El Nebraska de nuestra ciudad ha desaparecido por completo, ya sólo es un recuerdo curvo lo que queda en ese chaflán de la Avenida Barón de Cárcer con calle Pie de la Cruz
La otra mañana, al pasar por allí, vi que han quitado su enorme marquesina plateada, ese saliente en curva, con aquellas grandes letras, he creído que siempre fueron negras sobre el fondo blanco del rectángulo luminoso, pero no es así. Y me resulta tan curioso recordar algo con tanta nitidez cuando no es cierto, que pienso que mi mente me juega malas pasadas a propósito. Sería otro lugar lo que yo recuerdo, porque primero fueron naranja y después el cartel corrido negro, por eso me entristece mucho haber prestado toda mi atención de los últimos años al lado opuesto a la cafetería, mirando el edificio del Mercado Central, que me fascina. 

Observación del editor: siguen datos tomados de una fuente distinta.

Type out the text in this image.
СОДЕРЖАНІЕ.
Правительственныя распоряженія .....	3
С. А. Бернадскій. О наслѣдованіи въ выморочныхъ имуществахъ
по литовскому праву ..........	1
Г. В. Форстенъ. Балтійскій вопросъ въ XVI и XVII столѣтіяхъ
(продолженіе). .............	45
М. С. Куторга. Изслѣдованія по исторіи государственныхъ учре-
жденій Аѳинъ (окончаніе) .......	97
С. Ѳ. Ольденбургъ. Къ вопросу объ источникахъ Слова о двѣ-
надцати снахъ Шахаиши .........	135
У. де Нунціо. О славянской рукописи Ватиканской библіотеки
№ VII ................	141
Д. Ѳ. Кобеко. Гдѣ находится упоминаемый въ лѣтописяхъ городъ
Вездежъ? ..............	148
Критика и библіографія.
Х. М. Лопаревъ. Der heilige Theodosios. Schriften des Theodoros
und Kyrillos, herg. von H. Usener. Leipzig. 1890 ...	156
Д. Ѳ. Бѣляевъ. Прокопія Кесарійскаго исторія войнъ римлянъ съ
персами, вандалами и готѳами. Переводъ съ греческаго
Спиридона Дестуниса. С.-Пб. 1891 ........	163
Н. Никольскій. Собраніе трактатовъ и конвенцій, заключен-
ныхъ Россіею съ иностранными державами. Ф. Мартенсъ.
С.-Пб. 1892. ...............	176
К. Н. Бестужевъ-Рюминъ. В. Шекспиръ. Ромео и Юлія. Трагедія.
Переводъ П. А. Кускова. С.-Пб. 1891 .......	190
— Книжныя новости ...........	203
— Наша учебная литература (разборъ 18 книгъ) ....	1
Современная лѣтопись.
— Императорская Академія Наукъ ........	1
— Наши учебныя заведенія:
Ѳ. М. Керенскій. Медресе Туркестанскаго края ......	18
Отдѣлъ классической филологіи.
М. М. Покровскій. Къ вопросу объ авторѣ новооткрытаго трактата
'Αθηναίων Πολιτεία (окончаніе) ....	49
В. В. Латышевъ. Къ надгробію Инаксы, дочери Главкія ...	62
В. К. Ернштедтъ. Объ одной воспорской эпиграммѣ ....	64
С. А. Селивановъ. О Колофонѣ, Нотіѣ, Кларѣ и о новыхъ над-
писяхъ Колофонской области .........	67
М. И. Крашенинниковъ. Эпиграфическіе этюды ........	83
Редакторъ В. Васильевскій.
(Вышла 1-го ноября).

Olvidamos las cosas que nos son habituales con tremenda rapidez, y un buen día, desaparecen. Los tiempos modernos que no dejan pausa y qué poco miramos hacia arriba, caminamos mirando fijos el suelo con miedo a tropezar.







Esta noche, mientras terminaba de leer un libro de Mankell, me vino a la memoria un hecho ocurrido hace más de dos años bajo la marquesina curva de la cafetería ya en obras; me vi resguardada a medias de la lluvia persistente en aquél mayo prometedor, ilusionada y feliz por volver a encontrarme con él. Se retrasaba y recuerdo callejear por el barrio, merodear por una sala de arte durante un rato, reencontrarme con el chico de los besos del instituto después de muchísimos años. Me alegró mucho verlo. Luego me planté bajo el techado del bar, cerca de la farola para poder tener luz y leer. Se mojaron las páginas del libro que ese día eran de papel, me mojé yo y el frío entró en mi cuerpo como presagio del frío que me alcanzaría de madrugada. 

Y llegó él.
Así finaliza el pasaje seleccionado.